Figure 7. Transaction modeling examples
The first approach is generally used when the amount of information related to the event is small or when a simpler model is preferable for the purpose of the analysis. The second approach is generally preferred when the event itself contains valuable information that could be connected to other information items, or when the event involves more than two items.
Transaction graphs are quite common in fraud detection analysis and all machine learning projects in which each event contains relevant information that, if the events were aggregated, would be lost.
IDENTIFY RISKS IN A SUPPLY CHAIN Suppose that you need to implement a risk management system that identifies or predicts possible risks in a supply chain. A supply chain network (SCN) is a common way to represent supply chain elements and their interactions in a graph. Such a representation, together with proper graph analysis algorithms, makes it easy and fast to spot issues throughout the chain.

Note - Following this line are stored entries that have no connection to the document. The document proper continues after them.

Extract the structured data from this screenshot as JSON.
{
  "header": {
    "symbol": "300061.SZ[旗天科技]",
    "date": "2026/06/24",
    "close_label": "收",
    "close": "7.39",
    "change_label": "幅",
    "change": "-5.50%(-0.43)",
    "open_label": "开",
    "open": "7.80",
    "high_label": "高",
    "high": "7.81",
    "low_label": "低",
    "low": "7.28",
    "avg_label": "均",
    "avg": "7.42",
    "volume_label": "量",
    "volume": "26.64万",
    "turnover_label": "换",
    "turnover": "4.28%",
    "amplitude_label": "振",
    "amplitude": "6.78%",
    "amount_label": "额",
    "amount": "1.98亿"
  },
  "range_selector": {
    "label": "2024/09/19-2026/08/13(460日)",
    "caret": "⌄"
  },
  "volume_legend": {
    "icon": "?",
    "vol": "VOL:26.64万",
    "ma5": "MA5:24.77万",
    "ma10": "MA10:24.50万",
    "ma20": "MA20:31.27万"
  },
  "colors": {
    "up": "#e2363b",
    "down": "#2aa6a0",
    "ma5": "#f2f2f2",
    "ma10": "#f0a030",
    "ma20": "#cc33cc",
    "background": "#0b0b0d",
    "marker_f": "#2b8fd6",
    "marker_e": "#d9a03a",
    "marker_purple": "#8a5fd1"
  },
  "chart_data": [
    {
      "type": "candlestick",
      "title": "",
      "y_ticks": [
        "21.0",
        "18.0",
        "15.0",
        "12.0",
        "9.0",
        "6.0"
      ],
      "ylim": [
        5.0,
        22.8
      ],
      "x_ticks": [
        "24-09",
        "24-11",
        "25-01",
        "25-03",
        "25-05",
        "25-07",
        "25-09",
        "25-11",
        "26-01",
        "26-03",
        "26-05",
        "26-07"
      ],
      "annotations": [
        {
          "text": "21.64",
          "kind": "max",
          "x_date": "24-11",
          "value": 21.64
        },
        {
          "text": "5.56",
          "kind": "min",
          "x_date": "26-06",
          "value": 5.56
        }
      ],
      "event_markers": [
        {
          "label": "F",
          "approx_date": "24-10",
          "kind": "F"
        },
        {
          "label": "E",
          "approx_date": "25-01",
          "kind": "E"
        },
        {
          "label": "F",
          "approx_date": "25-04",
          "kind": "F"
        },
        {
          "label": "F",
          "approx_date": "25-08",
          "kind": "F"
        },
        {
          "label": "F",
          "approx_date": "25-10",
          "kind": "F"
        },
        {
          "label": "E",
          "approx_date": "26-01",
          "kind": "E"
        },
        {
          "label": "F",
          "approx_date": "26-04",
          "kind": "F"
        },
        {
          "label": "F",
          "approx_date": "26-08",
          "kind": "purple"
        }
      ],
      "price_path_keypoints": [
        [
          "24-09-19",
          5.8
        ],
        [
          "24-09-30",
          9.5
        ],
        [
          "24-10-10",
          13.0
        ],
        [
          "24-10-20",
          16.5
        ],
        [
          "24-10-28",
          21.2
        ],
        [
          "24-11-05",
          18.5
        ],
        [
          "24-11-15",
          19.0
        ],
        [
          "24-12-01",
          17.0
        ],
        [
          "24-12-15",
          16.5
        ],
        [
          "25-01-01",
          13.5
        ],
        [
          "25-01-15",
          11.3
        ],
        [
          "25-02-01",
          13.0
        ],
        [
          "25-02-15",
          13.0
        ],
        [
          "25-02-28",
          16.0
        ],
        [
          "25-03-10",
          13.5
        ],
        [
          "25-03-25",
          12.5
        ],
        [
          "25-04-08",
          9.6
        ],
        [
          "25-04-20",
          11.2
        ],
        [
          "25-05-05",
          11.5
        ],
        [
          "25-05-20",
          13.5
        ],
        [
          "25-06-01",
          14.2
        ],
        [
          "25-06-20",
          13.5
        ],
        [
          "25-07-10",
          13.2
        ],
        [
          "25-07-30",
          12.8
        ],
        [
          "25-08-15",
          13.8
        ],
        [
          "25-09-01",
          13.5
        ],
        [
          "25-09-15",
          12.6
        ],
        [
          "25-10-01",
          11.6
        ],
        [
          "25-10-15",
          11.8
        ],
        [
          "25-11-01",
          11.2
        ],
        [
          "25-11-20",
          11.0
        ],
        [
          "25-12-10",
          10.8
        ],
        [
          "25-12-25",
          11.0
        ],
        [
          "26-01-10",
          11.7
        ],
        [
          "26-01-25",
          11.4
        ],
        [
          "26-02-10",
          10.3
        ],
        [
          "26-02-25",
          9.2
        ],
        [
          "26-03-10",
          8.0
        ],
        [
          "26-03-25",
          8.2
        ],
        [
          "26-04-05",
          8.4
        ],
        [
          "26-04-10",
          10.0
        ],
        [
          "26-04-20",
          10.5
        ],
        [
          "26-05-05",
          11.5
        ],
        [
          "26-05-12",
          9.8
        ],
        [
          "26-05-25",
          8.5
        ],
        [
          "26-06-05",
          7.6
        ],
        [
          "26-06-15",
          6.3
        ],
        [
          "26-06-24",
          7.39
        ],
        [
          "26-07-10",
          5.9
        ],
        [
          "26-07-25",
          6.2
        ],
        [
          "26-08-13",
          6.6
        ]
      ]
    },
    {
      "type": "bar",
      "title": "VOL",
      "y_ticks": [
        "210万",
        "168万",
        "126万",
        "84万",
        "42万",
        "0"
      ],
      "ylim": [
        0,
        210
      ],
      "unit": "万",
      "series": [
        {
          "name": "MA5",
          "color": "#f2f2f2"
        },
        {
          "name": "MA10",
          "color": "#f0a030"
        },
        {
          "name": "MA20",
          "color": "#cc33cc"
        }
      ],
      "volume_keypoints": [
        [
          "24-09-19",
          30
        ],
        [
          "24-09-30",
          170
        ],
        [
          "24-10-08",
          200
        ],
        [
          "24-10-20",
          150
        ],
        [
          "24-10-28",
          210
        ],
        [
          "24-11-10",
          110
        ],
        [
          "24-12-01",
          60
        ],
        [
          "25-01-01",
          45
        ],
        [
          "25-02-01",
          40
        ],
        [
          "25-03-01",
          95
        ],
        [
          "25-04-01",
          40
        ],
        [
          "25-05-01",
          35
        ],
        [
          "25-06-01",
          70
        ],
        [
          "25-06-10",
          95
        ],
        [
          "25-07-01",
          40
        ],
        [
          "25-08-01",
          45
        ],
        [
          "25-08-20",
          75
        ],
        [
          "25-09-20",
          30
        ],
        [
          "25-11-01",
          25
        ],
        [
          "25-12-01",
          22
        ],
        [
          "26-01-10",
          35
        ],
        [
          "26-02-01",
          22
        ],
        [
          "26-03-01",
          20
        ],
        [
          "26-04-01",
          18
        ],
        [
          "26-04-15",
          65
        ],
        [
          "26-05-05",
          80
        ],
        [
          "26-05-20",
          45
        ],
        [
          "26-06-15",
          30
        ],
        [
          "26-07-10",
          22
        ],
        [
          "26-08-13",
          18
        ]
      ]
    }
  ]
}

This scenario has become more and more relevant in recent years, for multiple reasons. For example:
 With the development of the global economy, which means any supply chain can have a global dimension, the problems that supply chain management faces are becoming more complex.
 Customers located at the end of the chain are becoming more interested in the origins of the products they buy.

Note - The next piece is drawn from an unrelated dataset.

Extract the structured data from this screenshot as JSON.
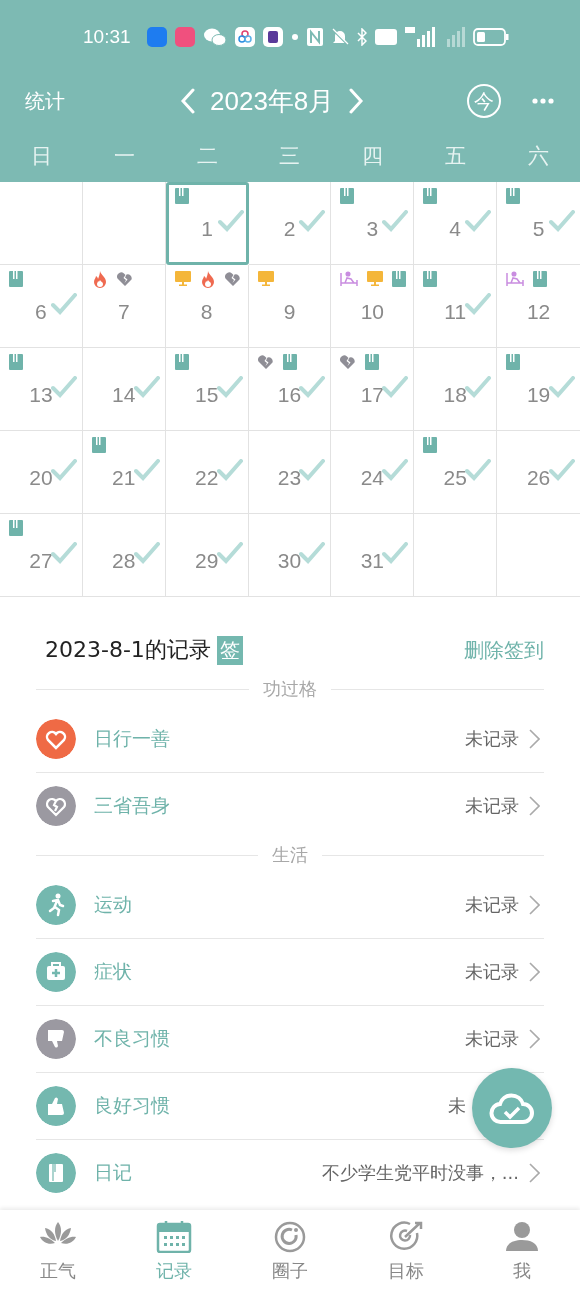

Managing the disruption risk and making the chain more transparent are currently mandatory tasks in any supply chain. Supply chains are inherently fragile and face a variety of threats, from natural disasters and attacks to the contamination of raw products, delivery delays, and labor shortages.^{[3]} Furthermore, because the different parts of the chain are complex and interrelated, the normal operation of one member—and the efficient operation of the chain as a whole—often relies on the normal operation of other components. The members within a supply chain include suppliers, manufacturers, distributors, and customers. They’re all dependent on one another and cooperate with each other through material flows, information flows, and financial flows, but they’re also independent entities operating on their own, and perhaps providing the same services to multiple companies. Therefore, the data available in such a scenario is distributed across multiple companies which have different structures. Any kind of analysis based on data in this shape is a complex task; gathering the required information from the multiple members and organizing it requires a lot of effort.
The purpose of the analysis here is to spot elements in the chain that, if compromised, can disrupt the entire network (or a large part of it), or significantly affect the normal behavior. A graph model can support such an analysis task through different network analysis algorithms.
A supply chain can be represented by a graph using the following approach:
 Each member of the supply chain is represented by a node. The members could be raw product suppliers (primary suppliers), secondary suppliers, intermediate distributors, transformation processes, organizational units in a big company, and final retailers. The granularity of the graph is related to the risk evaluation required.
 Each relation in the graph represents a dependency between two members of the chain. The relationships could include transport from a supplier to an intermediate distributor, a dependency between two processing steps, and the delivery to the final retailer.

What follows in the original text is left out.